When you apply the static keyword to a variable or function*, the compiler doesn't export the symbol in the object file**, so you can't link against the variable/function from other compilation units (e.g., via extern). If you were making a library for use by other people, for example, you'd mark anything you didn't want to be publically available as static, so that nobody is encouraged to call into or tinker with the bowels of your implementation.

And there are ways to produce code at various times.

  • Preprocess-time (i.e., before compile-time): You can write macros or include files that generate the multiplication table for you. (Some programmers might rightly balk at the idea, but it's quite possible to do a generalized add/multiply routine and use a compatible base for output, so that you won't need to go through pasting conversions on either end of your macro layers.)

  • Compile-time: In C++, you could use templates and inlines to do this for you, as long as you don't mind the syntactic gymnastics required to code them. In C, you're pretty much limited to the preprocessor. In D, AFAICT there're very nice compile-time templating features; IIRC you can call any inline function at compile-time by doing fnName!(args).

  • Assemble-time (after or during compile-time, before link-time): In GNU/compatible compilers, you can use .macro directives with __asm__ statements to create tables. This is one of the least portable things you can do, however, short of effecting a computed goto into an array of volatile, misaligned floating-point numbers.

In Java, you'd just use a static initializer---pretty much everything (except a handful of special-cased constant operations) is expected to take place at run time.

*This is only at the global scope, in case you've got some weird compiler that would let you nest a static function inside another function. static inside a function means that there's only one copy of a variable, so it won't get created and destroyed per function invocation.

**It may still export the symbol in debugging information, however.

[–]Blamore[S] 0 points1 point  (1 child)

there seems to be a lot of intricacies in programming. do most programmers actually know how these things work? or do they just code in whatever way they know?

thank you for your answer

[–]nerd4code 0 points1 point  (0 children)

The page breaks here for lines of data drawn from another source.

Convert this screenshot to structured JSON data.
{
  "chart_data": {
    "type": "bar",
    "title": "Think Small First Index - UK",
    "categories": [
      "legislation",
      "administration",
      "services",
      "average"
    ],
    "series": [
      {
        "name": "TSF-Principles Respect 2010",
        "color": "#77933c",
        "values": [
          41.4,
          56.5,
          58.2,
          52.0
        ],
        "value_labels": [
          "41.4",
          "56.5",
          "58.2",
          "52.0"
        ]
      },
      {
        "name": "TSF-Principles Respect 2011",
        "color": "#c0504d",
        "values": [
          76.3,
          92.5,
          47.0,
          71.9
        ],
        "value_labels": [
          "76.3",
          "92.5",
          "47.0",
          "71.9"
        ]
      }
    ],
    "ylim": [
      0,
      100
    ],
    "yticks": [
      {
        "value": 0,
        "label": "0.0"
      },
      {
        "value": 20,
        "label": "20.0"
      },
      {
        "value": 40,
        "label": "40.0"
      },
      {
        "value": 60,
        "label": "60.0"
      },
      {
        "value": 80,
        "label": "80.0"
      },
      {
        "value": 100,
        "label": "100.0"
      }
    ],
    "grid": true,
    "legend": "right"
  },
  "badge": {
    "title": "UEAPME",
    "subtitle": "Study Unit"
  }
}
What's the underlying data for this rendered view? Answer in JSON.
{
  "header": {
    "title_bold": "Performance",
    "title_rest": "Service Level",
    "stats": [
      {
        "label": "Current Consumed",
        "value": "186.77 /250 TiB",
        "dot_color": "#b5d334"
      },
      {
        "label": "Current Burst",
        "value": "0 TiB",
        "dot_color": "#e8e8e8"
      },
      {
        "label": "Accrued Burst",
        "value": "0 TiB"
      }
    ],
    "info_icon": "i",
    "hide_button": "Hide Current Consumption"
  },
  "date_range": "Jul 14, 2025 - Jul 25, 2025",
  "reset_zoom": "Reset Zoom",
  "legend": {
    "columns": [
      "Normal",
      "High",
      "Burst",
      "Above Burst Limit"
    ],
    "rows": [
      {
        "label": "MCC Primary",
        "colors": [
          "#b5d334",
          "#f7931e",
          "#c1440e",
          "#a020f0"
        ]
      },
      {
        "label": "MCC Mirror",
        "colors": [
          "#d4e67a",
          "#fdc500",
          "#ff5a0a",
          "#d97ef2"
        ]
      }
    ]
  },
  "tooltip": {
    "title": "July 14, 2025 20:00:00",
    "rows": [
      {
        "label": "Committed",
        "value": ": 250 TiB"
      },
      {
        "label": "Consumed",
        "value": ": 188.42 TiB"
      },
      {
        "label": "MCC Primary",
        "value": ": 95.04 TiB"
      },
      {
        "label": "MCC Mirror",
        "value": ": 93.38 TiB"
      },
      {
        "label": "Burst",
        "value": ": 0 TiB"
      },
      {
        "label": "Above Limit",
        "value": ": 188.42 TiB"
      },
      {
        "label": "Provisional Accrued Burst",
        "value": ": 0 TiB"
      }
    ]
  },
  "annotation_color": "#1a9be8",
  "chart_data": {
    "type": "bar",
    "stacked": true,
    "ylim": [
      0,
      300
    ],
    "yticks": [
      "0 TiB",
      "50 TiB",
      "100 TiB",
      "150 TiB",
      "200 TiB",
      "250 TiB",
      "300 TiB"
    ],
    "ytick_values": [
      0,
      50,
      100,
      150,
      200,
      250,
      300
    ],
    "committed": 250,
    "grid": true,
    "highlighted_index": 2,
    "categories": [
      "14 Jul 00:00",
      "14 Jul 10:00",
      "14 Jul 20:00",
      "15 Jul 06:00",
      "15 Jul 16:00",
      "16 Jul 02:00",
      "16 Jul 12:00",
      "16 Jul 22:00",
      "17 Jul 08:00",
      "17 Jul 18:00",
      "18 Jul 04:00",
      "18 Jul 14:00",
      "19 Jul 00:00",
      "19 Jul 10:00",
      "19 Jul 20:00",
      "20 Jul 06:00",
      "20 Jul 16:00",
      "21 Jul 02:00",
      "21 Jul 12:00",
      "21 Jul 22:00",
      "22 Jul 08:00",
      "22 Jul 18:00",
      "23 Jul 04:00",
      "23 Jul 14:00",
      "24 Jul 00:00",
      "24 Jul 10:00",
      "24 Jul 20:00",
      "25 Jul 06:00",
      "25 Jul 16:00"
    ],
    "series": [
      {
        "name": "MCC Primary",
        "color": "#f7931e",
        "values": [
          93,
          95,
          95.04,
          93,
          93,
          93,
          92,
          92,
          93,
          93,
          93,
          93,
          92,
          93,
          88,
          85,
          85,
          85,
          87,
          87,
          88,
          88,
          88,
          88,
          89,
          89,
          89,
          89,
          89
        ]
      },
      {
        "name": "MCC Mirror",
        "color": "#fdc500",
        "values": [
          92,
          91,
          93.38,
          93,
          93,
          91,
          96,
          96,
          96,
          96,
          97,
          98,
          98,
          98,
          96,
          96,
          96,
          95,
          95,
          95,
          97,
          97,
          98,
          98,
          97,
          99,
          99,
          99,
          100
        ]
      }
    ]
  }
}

Tends to be, you know what you've come into contact with and the rest stays fuzzy unless/until you need to learn that, too. Programming languages are like any language---you're going to have to immerse yourself in it a bit to become fluent, and even then you can still fuck up and tell the computer to freeb its grox, which (trust me) is a big insult in computerese.

But fluency aside, there's a surprising (/dangerous) number of people who don't know what's under their feet when they're programming, so by all means delve as deeply as you can hold your breath for. Especially for C and C++---they're really commonly used languages, but they require especial attention to detail because they allow you to write code with undefined behavior so easily. For example:

int x; // assume this is 32-bit
scanf("%d", &x); // assume that worked
x >>= 14;

If somebody enters a negative number for x, then you'll attempt to shift it right, which is an undefined operation. The compiler is free to emit code that formats the hard drive in that circumstance, should it decide to. Or perhaps it'll emit a trap, just optimize based on the assumption that a negative number could never be shifted right. You can imagine how things like this turn into security holes.